Lord of the con — arrest of Minnesota kidnappers created international tension between Canada and the U.S.

by Bruce Cherney (part 5)

James W. Taylor, the U.S. consul in Winnipeg, became involved in attempting to secure the release of the prisoners charged with kidnapping of the so-called Lord Gordon Gordon. With the consul’s participation, the Minnesotans’ imprisonment escalated into an international incident.

On August 4, 1873, the Minneapolis Tribune reported that the case of the Minnesotans confined at Fort Garry was the “subject of earnest consultation in Washington.” The newspaper claimed that the U.S. State Department was working to secure the release of the prisoners.

In a cable to Canadian Prime Minister John A. Macdonald, Manitoba Lieutenant-Governor Alexander Morris said that a “man known as ‘Lord Gordon’ was last night (July 2) kidnapped by some Americans near here, a reward of $10,000 being offered for his apprehension in the United States.” Morris advised Macdonald to avoid becoming embroiled in the incident, but it was too late as international tensions were spiralling out of control.

American Consul Taylor sent a telegram to J.C.B. Jacobs, the Acting Secretary of State in Washington, confirming the arrests and asking for help.

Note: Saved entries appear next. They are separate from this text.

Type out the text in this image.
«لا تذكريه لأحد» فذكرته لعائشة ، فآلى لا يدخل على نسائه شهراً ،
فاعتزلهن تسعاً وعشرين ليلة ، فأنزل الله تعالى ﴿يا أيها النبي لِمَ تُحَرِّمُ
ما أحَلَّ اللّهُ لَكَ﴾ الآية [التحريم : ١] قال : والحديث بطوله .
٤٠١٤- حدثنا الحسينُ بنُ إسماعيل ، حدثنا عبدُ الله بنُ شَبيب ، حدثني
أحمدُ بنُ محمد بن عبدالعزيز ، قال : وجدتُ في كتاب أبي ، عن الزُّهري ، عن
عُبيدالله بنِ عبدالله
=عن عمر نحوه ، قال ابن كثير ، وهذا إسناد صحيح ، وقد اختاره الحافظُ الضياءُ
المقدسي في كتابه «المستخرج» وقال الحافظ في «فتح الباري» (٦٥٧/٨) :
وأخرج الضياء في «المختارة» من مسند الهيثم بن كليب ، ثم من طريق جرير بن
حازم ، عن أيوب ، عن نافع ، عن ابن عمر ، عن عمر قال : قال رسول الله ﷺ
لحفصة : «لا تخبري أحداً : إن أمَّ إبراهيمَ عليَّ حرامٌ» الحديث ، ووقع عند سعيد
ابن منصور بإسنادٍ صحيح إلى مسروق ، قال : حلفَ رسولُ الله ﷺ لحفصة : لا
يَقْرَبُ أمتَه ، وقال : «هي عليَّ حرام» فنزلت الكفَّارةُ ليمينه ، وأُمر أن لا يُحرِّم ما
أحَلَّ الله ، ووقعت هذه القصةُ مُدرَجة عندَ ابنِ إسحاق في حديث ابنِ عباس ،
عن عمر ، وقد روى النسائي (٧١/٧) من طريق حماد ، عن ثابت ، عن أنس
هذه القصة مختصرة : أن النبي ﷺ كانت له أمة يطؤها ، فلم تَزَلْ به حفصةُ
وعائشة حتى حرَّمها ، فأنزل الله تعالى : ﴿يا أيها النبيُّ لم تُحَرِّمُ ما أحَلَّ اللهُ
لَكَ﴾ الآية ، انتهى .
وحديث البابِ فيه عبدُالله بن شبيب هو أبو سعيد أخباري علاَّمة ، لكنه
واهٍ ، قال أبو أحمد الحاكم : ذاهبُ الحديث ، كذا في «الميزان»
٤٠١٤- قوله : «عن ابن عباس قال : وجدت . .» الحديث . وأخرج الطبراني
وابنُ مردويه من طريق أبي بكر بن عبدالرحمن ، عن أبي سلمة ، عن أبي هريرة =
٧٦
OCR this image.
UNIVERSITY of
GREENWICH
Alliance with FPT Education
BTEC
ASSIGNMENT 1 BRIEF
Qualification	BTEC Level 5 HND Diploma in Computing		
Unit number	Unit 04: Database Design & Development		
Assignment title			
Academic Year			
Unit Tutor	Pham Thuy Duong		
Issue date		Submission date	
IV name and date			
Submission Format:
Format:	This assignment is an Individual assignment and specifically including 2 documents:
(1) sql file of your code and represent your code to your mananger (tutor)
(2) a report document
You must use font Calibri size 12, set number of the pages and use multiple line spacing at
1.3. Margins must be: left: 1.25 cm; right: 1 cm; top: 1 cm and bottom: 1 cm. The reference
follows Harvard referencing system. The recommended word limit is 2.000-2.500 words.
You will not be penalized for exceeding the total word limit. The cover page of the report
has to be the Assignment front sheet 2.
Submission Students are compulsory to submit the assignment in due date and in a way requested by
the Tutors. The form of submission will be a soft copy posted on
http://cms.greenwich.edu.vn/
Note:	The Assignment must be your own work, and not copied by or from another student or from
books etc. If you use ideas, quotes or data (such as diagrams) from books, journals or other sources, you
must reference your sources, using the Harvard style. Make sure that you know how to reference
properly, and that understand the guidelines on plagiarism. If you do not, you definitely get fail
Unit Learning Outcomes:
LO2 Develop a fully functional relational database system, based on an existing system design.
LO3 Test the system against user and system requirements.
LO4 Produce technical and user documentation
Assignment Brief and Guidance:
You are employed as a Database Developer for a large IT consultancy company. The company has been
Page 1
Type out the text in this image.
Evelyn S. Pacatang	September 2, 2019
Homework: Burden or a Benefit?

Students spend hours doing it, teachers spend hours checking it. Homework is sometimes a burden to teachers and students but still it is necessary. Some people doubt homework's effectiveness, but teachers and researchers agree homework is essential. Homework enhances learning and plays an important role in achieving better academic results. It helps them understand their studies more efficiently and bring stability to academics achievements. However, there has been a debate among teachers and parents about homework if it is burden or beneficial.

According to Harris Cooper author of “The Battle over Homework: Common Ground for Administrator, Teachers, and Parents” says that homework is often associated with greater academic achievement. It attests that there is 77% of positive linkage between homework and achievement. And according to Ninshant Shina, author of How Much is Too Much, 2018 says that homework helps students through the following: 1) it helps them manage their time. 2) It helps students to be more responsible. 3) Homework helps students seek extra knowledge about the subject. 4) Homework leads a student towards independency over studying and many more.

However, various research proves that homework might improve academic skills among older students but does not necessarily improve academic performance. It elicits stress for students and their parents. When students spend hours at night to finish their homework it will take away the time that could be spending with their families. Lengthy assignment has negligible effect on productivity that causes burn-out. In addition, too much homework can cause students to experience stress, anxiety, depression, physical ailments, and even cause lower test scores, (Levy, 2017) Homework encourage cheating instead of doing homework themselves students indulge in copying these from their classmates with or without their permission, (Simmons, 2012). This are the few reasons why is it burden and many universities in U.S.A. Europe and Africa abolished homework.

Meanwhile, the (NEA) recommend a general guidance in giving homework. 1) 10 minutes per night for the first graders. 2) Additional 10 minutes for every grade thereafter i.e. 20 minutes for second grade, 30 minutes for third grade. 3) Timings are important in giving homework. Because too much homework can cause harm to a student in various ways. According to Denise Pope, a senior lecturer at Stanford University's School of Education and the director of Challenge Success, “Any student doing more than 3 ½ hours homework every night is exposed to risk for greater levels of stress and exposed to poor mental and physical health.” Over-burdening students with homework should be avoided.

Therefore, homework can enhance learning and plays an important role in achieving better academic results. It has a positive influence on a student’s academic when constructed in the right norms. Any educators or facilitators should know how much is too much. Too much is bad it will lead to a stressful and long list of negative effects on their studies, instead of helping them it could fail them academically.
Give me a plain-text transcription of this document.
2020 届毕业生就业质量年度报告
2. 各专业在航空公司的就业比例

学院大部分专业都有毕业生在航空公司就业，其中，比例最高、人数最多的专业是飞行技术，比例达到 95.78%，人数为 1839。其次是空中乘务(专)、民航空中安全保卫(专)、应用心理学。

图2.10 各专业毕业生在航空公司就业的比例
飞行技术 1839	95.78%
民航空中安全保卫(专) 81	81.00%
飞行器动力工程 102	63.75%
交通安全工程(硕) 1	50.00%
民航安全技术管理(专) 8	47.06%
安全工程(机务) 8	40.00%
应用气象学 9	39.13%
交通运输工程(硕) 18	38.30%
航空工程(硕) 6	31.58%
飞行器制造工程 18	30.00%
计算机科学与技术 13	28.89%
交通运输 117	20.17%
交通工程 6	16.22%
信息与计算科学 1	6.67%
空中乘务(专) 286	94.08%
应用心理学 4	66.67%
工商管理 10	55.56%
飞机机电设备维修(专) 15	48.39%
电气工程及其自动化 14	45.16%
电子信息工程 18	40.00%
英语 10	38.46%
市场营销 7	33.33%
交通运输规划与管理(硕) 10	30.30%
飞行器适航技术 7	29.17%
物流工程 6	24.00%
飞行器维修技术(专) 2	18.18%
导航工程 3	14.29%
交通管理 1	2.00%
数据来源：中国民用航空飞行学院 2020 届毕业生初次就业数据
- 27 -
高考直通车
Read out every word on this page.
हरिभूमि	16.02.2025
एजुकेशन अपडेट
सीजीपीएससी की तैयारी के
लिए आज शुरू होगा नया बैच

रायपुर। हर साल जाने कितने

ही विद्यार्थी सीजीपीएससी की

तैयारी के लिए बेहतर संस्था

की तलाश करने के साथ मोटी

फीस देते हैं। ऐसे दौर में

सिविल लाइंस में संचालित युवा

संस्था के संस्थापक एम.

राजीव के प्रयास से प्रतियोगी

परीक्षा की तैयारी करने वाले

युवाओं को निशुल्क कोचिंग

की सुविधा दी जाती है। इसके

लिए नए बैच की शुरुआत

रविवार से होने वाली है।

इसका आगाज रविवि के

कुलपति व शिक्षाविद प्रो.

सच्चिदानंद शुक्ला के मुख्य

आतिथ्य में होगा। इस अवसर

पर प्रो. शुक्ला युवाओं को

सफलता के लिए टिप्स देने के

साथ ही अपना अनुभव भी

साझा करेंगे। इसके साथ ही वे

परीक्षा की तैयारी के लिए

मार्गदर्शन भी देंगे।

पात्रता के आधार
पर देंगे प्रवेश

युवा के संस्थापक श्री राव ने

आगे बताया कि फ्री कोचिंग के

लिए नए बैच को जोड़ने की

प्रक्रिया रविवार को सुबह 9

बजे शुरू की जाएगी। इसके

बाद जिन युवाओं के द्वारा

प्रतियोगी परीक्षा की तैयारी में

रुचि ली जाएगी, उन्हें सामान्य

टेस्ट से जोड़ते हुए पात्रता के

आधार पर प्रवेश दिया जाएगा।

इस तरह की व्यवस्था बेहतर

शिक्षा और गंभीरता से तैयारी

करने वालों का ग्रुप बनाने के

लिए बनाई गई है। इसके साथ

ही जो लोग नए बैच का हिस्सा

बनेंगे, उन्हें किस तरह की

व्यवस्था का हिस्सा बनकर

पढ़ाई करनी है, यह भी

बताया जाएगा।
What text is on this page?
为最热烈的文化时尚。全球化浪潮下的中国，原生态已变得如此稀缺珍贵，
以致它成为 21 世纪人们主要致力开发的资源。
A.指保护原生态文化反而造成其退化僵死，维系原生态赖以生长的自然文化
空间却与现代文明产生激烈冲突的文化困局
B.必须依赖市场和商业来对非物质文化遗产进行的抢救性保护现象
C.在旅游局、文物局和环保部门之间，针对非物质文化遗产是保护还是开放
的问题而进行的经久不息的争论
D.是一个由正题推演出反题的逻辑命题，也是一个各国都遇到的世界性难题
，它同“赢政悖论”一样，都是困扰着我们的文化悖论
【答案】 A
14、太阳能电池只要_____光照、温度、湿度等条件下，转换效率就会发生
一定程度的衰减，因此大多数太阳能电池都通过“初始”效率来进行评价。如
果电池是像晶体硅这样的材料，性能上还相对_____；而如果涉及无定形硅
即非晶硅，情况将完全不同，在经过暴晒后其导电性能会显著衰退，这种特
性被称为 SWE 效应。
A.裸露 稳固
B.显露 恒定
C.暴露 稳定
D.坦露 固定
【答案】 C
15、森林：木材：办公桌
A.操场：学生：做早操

On August 7, the Minneapolis Tribune reported that Minnesota Governor Horace Austin was in communication with Sir Edward Thornton, a British MP visiting Washington, asking for his help in requesting that the Canadian authorities release the prisoners. The British government minister had also been in contact with the state department and the acting secretary of state, according to the newspaper article.

Austin was joined in Washington by Minneapolis Mayor George A. Brackett, both of whom were able to meet with U.S. President Ulysses S. Grant.

According to the records of Brackett, President Grant had authorized the sending of an army north into Manitoba, “if the speedy release of the Minnesotans could not be effected legally ...” (Alexander Begg).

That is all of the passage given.